FooBarWidget · on Feb 22, 2010

Uh what? Are you saying some like "X has problem Y, why should anybody study problem Y"?

> and memoryhungriest language in common use today

I think you've never heard of Perl.

telemachos · on Feb 22, 2010

I didn't realize that Perl was memory intensive compared with Ruby (or other comparable languages more generally).

Any links for that? (Not trolling: I use both Perl and Ruby day to day, and I'm curious. I certainly haven't noticed significant differences in memory usage. Speed certainly - Perl being faster in many cases.)

_ivvf · on Feb 23, 2010

http://shootout.alioth.debian.org/u32/benchmark.php?test=all.... With the exception of one benchmark ruby's memory is about the same as perl's. As for speed usage, ruby is no more than twice as slow as perl for most benchmarks. It does poorly on pidigits because there aren't gmp bindings available for ruby 1.9, and it does significantly worse on regex-dna because perl's regex library is much higher quality.

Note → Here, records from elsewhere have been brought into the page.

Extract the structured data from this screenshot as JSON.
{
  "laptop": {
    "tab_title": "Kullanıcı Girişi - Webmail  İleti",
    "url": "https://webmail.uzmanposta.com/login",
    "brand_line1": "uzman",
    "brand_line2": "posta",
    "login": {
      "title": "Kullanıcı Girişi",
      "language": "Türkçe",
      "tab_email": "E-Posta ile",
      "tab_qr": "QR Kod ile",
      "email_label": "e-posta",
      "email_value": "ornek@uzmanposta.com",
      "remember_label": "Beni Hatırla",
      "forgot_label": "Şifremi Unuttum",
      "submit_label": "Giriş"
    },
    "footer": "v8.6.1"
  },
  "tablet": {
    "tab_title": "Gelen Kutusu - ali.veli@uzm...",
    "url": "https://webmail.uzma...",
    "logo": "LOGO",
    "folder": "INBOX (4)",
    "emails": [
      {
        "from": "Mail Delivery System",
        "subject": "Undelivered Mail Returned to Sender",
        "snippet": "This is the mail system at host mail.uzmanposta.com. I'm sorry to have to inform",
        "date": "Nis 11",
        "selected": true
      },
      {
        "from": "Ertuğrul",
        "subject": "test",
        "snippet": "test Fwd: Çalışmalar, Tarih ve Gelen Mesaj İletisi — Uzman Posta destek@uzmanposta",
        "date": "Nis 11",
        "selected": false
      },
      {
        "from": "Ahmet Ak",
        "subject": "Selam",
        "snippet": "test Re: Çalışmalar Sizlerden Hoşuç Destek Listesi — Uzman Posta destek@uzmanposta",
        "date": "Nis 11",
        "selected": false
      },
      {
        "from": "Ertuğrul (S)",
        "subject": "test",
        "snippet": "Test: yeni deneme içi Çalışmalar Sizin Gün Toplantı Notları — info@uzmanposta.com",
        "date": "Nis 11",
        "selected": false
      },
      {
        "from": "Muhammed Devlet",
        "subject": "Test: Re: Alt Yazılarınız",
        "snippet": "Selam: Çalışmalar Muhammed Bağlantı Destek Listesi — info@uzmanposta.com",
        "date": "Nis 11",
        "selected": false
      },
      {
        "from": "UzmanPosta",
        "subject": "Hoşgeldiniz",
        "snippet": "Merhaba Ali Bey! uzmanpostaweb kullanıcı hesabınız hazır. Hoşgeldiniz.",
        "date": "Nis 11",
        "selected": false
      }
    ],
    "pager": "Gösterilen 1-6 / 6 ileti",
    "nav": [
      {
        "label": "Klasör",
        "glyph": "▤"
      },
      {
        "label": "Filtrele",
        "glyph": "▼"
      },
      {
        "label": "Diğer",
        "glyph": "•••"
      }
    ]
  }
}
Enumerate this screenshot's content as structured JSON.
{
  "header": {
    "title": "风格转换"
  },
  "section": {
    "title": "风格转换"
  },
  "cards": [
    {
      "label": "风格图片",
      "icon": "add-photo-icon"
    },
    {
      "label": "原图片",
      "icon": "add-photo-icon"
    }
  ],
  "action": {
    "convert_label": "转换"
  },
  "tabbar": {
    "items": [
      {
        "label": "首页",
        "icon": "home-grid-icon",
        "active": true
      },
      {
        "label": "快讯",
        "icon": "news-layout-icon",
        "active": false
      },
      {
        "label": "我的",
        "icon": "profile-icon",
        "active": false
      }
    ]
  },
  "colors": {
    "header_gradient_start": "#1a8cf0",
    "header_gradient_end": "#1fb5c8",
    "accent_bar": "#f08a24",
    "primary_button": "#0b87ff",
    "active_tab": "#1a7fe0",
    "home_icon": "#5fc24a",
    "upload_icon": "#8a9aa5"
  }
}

Both are so much slower than C that a 2x difference is insignificant.

FooBarWidget · on Feb 23, 2010

Benchmarks don't say anything when it comes to real memory usage. In my experience Perl is a lot more memory hungry than Ruby. All the data structures take so much memory. Defining a single, empty function eats 1.5 KB (!) of memory. I had a Perl program of about 30k lines, and it ate 25 MB during startup, most of which is consumed just by storing the Perl optree. During runtime memory usage would jump to 35 MB as it loads all kinds of data into hash tables and stuff.

jakedouglas · on Feb 22, 2010

These slides are _ILL_ bro.

munctional · on Feb 23, 2010

Avoiding local slang when writing is also "ill", my brother.